Some may see O’Brien’s rant as whining and her indecision self-pitying. I must disagree. Sheila O’Brien and people like her matter. They are the last children of an immigrant generation who can still say, as she does, that Catholicism “is my life, the center of every experience, the filter for reality.” When they give up, the church as we know it–the deep, wide, generous, committed church–starts to fade and become what Anne Rice now describes as a “quarrelsome, hostile, disputatious, and deservedly infamous group.”
The Sheila O’Briens of the church are the women who form the backbone of parish life, the ones most likely to hand on the faith to their children. The church as we know it now won’t long survive without their continued commitment. If they begin to leave, you can expect that their husbands and children will follow. But I don’t think they will wait to be excommunicated; it’s more likely they will just vanish.

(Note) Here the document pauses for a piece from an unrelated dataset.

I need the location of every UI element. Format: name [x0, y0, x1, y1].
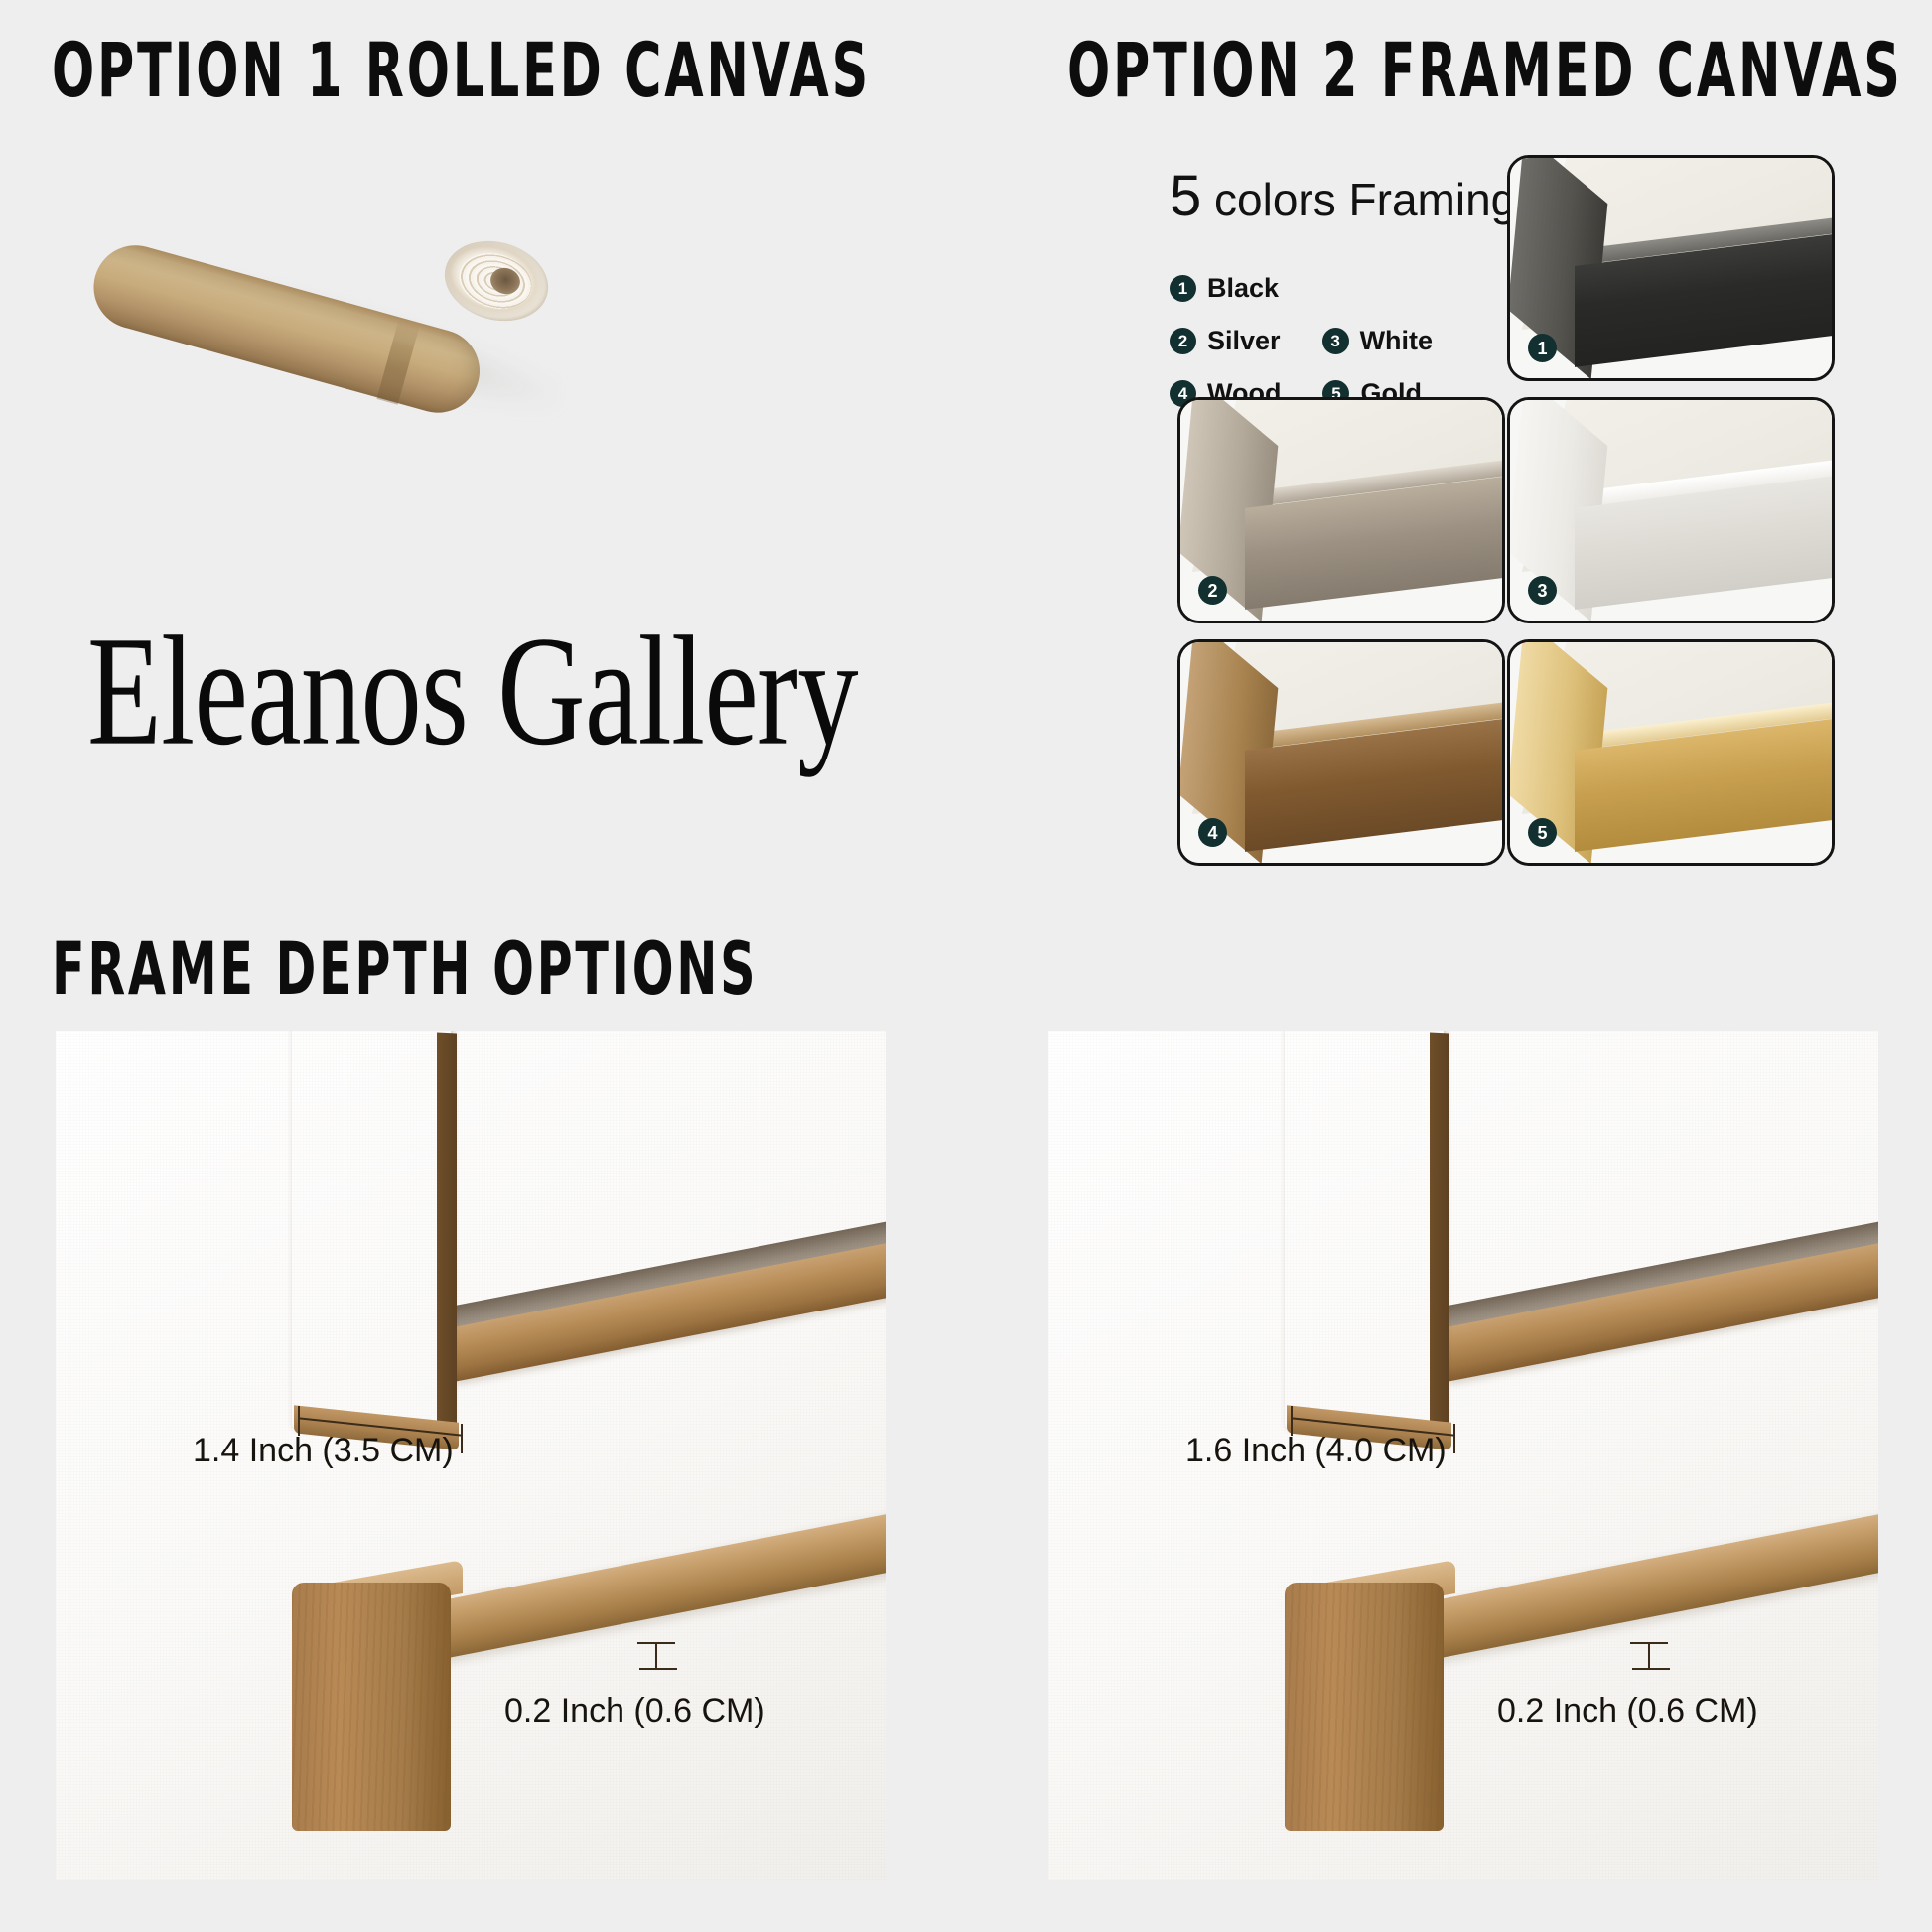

I don’t get worried about the church when Anne Rice leaves, though I enjoy being in a church so baroque that even the queen and creator of the sexy undead once belonged. But I do worry when Sheila O’Brien is ready to throw in the towel. It indicates to me that, as Notre Dame professor and commentator Cathleen Kaveny has argued regarding the sex abuse crisis, Catholicism has reached a “tipping point”–initiated by the crisis but perpetuated by other unresolved issues-after which thoughtful Catholics, despite their faith and commitment, finally start to give up.
I hope someone is paying attention.
This article appeared in the October 2010 issue of U.S. Catholic (Vol. 75, No. 10, page 8).